A key bit of advice Crawford has for state and local officials going into a new BRAC round is to expect the unexpected.
"We had things pop up in 2005 we never thought would come up," he said.
Those included BRAC consideration of closing Kessler Air Force Hospital and cut backs at the Army Engineer Research & Development Center in Vicksburg and the closing of Army National Guard Camp McCain training center in Grenada.
"We learned some lessons early on that we applied later," Crawford said.
Specifically, he said, state and local officials learned to keep the installations off the list "and when they get on the list get them off."
The state continues to keep its pipeline to Washington open through lobbyist Barry Rhoads, managing partner of the Cassidy Group. Rhoads has worked with the state on base defense since the early 1990s.
"He's been through thick and thin with us," Crawford said.
Manning McPhillips, chief administrative officer of the Mississippi Development Authority, is coordinating the state's military current installation defense efforts.
Though he declined to discuss anything that touches on the state's strategy, including lessons learned from previous BRAC rounds in 1995 and 2005, McPhillips said the state's main focus will be to help localities with military bases enhance the mission of the bases.
This could be infrastructure projects such as an access road getting built for Navy Air Station Meridian or a firearms range in Columbus for use by Air Force personnel and the general public.
Paying for those projects included matching shares from the communities. Allocation of the $2 million from this year's Legislature and future allocations will also require community matching shares, McPhillips said,
The match ensures "local communities have some skin in the game," he said.
Each part of the state that is home to a military installation has a military communities council. Each council sends a representative to a state council led by Army National Guard Maj. Gen. William "Bill' Freeman Jr.
Freeman, former Mississippi adjutant general and a longtime executive at Newton County Bank, declined to discuss the work of the council without MDA authorization.
The state, McPhillips said, is "sensitive about what can be said," especially this early in the process, emphasizing the competitiveness of the BRACC process and the state's desire not to tip its hand.
The local councils will participate in developing overall strategy as well as strategies specific to their installations.

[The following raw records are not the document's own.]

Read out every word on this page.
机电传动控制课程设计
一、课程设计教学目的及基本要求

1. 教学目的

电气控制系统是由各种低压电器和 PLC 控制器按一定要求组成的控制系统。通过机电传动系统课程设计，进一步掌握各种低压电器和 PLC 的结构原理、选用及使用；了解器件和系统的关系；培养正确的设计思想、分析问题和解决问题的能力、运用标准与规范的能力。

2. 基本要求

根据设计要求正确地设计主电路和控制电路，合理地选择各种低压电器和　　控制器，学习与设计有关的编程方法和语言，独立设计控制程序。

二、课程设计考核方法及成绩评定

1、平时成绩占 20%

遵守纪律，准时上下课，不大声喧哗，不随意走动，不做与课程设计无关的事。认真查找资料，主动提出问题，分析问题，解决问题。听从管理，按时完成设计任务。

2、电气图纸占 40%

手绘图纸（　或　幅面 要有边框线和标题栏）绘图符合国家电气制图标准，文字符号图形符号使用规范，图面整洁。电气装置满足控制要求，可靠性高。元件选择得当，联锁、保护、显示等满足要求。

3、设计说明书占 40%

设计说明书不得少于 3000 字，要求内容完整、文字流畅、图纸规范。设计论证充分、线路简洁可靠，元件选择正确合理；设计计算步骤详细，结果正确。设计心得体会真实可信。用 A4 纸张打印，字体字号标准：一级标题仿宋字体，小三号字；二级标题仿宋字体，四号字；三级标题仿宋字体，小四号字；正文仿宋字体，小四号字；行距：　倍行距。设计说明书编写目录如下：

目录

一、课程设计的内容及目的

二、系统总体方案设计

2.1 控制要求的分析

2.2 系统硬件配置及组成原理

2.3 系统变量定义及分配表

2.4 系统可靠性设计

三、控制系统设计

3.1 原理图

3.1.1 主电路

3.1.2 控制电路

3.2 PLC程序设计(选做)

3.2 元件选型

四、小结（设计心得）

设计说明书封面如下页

In requesting infrastructure help, the councils will send their proposals to the state councils to be vetted by a process that includes members of the state body as well as the MDA.
"The MDA scores it based on asset criteria," McPhillips said. "Then we make our recommendations to the council."
Congress rejected the Pentagon's request last year for two more rounds of base closings, as lawmakers objected not only to the prospect of taking jobs and dollars out of a region's economy, but also questioned whether closing the facilities actually achieves the promised savings.
Pentagon budget chief Robert Hale acknowledged earlier this month that the department spent $35 billion on the base closure round in 2005, and while it saves $4 billion a year, officials won't break even until 2018. The expense is largely because a number of new facilities were built even as some were merged and closed.
Currently, the Pentagon saves about $8 billion a year on the four rounds that were carried out before 2005. The Pentagon has proposed another round in 2014 that Hale said would save $1 billion to $2 billion a year. Pentagon leaders insist that the military still has nearly 20 percent too many bases and facilities.